For the first show of our fall 2021 season, Pen + Brush is pleased to present Deborah Jack: 20 Years, a retrospective exhibition featuring twenty years of work by Deborah Jack (b. 1970, Netherlands). Dealing in the artist’s oeuvre of sound and video installation, filmic photographs, paintings, as well as text-based media, this exhibition asserts Jack’s urgent relevancy in contemporary art while highlighting key concepts and works. Born in Rotterdam, Netherlands, and growing up in Sint Maarten, Jack has spent more than two decades creating a body of work full of portent and striking visual metaphors. The artist, whose work is mainly large-scale two-dimensional imagery, presents thoughtful compositions imbued with immediately applicable concepts such as our collective dispersement, cultural memory, and aftermath.
From early abstract geometric salt paintings to more recent photo collages, Jack has mastered the amalgamation of the canonized modernist aesthetic and the artist’s own transcultural existence.
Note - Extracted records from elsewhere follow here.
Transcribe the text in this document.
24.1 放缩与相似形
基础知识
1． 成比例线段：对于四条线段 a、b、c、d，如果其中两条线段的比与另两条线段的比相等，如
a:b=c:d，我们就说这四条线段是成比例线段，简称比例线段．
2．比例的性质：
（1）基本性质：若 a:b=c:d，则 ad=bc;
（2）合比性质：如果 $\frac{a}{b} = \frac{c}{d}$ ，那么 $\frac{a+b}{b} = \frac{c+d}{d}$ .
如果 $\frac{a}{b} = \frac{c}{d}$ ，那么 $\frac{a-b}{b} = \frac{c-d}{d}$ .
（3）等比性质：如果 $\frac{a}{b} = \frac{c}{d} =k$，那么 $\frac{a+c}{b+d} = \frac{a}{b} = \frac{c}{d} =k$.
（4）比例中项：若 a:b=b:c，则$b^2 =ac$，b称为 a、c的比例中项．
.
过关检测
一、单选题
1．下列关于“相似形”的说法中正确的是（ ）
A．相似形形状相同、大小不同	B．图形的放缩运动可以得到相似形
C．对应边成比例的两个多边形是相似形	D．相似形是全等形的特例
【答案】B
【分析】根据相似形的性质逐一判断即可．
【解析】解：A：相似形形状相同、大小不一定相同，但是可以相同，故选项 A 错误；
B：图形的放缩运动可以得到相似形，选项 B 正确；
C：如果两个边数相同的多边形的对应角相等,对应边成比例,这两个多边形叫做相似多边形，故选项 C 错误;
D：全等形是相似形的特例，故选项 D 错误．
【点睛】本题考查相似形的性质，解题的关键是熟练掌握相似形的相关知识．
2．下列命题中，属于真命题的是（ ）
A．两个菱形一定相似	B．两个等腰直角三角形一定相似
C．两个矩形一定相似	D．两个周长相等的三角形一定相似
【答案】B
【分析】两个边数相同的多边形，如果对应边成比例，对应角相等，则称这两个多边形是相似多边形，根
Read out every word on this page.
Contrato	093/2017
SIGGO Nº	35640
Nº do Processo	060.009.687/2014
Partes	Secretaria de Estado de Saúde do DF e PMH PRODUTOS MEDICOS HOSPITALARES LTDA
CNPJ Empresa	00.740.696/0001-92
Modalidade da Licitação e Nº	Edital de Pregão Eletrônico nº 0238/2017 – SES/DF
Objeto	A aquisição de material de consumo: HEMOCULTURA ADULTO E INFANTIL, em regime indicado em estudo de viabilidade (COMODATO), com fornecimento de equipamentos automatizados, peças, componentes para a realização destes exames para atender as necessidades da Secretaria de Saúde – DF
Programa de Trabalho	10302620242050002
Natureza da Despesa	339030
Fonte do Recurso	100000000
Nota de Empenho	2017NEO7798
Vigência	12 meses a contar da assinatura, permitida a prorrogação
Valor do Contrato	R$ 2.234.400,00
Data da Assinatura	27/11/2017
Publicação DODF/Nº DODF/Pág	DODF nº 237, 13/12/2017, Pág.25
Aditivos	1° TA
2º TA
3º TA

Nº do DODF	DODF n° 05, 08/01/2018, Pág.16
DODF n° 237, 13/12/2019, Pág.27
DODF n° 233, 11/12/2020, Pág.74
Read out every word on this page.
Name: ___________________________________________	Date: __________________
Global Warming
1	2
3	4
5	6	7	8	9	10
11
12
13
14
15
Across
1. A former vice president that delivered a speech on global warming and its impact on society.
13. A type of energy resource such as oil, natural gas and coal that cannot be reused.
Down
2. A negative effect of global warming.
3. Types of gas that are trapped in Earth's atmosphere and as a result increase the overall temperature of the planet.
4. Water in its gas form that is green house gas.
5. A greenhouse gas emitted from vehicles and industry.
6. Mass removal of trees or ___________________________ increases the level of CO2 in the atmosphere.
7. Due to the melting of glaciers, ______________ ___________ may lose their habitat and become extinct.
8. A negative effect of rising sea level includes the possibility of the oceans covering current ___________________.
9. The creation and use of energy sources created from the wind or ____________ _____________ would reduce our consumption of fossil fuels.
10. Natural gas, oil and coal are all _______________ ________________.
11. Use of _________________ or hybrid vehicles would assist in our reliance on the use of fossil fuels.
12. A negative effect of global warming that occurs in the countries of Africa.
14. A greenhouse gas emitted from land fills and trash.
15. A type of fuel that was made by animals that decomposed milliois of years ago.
This critical merger of liminal spaces, between worlds, allows the artist to talk at once universally and personally.
Above: Deborah Jack. Photo by Birdie Piccininni.
Jack’s work is oft dark and rich in color with patterns of different whimsical vistas laid one over the other. The artist depicts mainly scenes of water, landscape, and weather patterns or a combination of these with a single figure in the foreground. Salt, both as subject and material, is also seen throughout the artist’s entire body of work. Jack’s elegant photographs and film installations are defined by disorienting combinations of mostly soft and then abrupt hard lines, clarity is intentionally obscured, and a tonal haze ensues. These landscapes are made contemporary as viewers oscillate between referential scenes that never quite emerge. What results is a personal exchange between artist and viewer in which the viewer is free to assign this ‘place’ to a memory or lineage of their own. It becomes the greenery we’ve all walked through after a rain, that is at once calming and foreboding. It encapsulates Jack’s affinity for dichotomies as well as the artist’s belief that a place can hold memory and those memories can be of both trauma and healing
Today, Jack’s work asserts new levels of relevancy as we deal with an increasingly COVID- riddled global climate where notions of identity and home are constantly becoming and reforming. This state of the in-between and our shared scattering is seen and felt deeply in Jack’s work. Short films show liminal spaces, water or landscapes, that are immersed in tones of grey and haze, usually paired with a requiem-like sound element, leading viewers to feel as though they are constantly on the precipice. This continuous push can be seen as a metaphor for trans culturalism and its aftermath within today’s globalized art world.